Depuis l'enlèvement en Haïti, le 16 octobre dernier, de dix-sept missionnaires chrétiens américains, Emmelie Prophète, autrice des Villages de Dieu, est devenue au Québec une interlocutrice très sollicitée par les médias. Son excellent roman nous décrit la vie dans la Cité de la Puissance Divine, un bidonville de Port-au-Prince entouré d'autres « cités » aux noms tout aussi ironiques : Bethléem, Source Bénie, Mains de Jéhovah... Une vie qui nous semble si éloignée de la nôtre, comme un envers du monde qui nous fascine, nous rassure sur la réalité du nôtre.
À un premier niveau de lecture, il y a, de fait, « la misère des gens, leur sidération, leur résignation », le bruit constant, les déchets partout, les mauvaises odeurs, la violence des gangs, leurs guerres perpétuelles, les cadavres dans les rues, le « délabrement généralisé », le « chaos »... Célia, la narratrice, capte tout dans ses photos qu'elle publie sur Facebook.

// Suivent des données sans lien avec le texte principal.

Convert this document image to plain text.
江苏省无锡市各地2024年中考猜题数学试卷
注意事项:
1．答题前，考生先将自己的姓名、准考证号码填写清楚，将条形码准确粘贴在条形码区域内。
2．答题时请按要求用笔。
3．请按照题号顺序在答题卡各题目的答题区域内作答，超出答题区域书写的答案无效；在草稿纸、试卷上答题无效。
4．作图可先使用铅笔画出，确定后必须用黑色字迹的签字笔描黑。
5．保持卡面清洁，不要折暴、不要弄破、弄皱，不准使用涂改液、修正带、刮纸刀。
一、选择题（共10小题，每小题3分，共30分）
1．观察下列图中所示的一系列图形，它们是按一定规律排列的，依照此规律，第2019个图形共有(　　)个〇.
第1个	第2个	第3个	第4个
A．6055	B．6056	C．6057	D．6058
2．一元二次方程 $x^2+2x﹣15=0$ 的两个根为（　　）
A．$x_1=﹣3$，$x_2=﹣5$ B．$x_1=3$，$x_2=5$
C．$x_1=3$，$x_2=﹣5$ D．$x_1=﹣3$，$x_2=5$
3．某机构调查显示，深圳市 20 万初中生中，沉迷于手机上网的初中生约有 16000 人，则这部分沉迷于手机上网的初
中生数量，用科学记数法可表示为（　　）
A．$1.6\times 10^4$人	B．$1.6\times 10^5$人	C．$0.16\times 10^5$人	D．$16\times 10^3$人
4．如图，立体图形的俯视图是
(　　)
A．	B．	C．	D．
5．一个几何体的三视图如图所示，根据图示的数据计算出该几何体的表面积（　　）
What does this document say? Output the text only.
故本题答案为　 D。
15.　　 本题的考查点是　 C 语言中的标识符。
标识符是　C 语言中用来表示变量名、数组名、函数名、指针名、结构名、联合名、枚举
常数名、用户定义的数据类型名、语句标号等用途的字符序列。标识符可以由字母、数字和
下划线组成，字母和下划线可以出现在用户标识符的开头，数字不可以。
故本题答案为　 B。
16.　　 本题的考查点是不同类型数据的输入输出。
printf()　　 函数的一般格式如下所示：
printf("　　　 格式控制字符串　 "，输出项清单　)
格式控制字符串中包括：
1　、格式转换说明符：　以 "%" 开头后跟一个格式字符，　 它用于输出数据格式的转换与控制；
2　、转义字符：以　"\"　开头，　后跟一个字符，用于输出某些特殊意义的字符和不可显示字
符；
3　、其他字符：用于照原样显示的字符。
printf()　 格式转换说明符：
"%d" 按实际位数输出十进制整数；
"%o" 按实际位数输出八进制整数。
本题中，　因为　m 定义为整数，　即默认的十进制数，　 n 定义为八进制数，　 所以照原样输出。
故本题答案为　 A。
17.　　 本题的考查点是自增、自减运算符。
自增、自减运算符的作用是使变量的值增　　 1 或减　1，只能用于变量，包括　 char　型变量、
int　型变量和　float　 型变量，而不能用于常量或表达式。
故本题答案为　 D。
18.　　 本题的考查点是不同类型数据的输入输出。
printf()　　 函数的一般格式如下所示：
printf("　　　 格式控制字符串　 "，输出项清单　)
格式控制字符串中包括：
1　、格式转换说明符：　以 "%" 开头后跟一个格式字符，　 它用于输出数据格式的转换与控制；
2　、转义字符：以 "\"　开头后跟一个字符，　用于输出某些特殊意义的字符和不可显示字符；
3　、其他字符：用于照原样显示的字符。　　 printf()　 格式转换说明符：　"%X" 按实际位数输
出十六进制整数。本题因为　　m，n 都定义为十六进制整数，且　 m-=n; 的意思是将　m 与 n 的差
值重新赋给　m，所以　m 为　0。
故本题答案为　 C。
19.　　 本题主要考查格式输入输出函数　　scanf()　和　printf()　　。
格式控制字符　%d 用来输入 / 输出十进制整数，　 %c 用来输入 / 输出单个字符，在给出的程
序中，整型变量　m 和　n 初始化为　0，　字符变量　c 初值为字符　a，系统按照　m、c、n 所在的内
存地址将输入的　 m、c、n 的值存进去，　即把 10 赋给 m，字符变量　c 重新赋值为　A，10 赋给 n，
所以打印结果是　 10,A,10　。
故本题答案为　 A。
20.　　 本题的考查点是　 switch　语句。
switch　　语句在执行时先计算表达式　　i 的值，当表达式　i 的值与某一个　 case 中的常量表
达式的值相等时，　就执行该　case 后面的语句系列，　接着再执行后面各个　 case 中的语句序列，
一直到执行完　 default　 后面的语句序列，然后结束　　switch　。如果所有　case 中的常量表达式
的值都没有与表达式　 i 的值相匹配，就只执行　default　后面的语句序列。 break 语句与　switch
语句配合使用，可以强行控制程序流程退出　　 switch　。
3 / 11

Mais, alors que se tient à Glasgow la COP26, il m'est difficile de ne pas voir, à un second niveau, dans ce petit monde refermé sur lui-même comme une étuve, une évocation du monde d'aujourd'hui et de demain, pandémisé, accéléré, figé face à l'apocalypse climatique : accélération du temps (« les mots, les photos, les prières ne pouvaient rien contre la dégradation accélérée de la vie dans la Cité de la Puissance Divine et dans celles des alentours ») ; oubli du passé et absence d'avenir (« cette impossibilité d’avenir [...] cette incapacité d’avoir prise sur le destin, de marcher jusqu’au bout de quelque chose qui a du sens pour soi et pour les autres », « il fallait croire très fort au présent et l’inventer à chaque seconde ») ; aveuglement volontaire, dénis multiples (« tout le monde était cerné par ce qu’on avait trop longtemps refusé de voir, d’entendre »)... Aucune issue. Seul moyen d'exister : les réseaux sociaux, qui ont, chez les jeunes, remplacé le regard de Dieu. Dans ce monde précarisé à l'extrême, l'intérêt individuel prédomine : c'est une agente commerciale qui utilise Célia comme « influenceuse » ; le pasteur Victor qui souhaite en faire autant pour attirer les fidèles ; c'est Freddy le chef de gang qui oblige Célia à parler de lui sur les réseaux sociaux ; et « des missionnaires blancs, compatissants, avec des t-shirts sur lesquels étaient écrits « Jesus loves Haiti » ou « Haiti is for Jesus », qui pleuraient devant le dénuement des gens, mais comprenaient l’utilité de cette misère pour écouler les promesses de vie éternelle et meilleure dans le Royaume du Christ » ; jusqu'à Célia elle-même qui tire sa popularité, et ses revenus, de la misère ambiante (« arrête de nous prendre en photo, petite, tu veux aller montrer notre misère, tu veux aller faire de l’argent avec nos images ? »)...
Mais il n'y a pas que l'intérêt individuel. Prophète montre aussi des générosités : le lien qui unit Célia à sa grand-mère, puis, celle-ci décédée, à son oncle Fredo, qui représente tout ce qu'il lui reste de famille ; la vieille Félicienne, qui « faisait partie de ceux qui aidaient, avec les maigres moyens dont elle disposait, [et] qui permettait que tienne encore cet échafaudage fragile sur lequel on ajoutait chaque jour de la frustration et du désespoir » ; l'amitié de Célia pour Soline ; les repas échangés entre voisins : « Quand Soline était chez elle, elle apportait à manger à moi et à Tonton. C’était comme ça dans la Cité. Les voisins échangeaient des assiettes. Ma le faisait avec Yvrose, Fany, le vieux Nestor et Soline bien sûr »...
Les Villages de Dieu est un roman réaliste, mais d'un réalisme que je qualifierais de dystopique, dans la mesure où il nous offre une vision de la vie dans les cités port-au-princiennes, mais, aussi bien, de notre destin collectif, alors que tous, toutes, nous basculons imperceptiblement dans un envers du monde.
Prophète, Emmelie, Les Villages de Dieu, Montréal, Mémoire d'encrier, 2020. Livre numérique.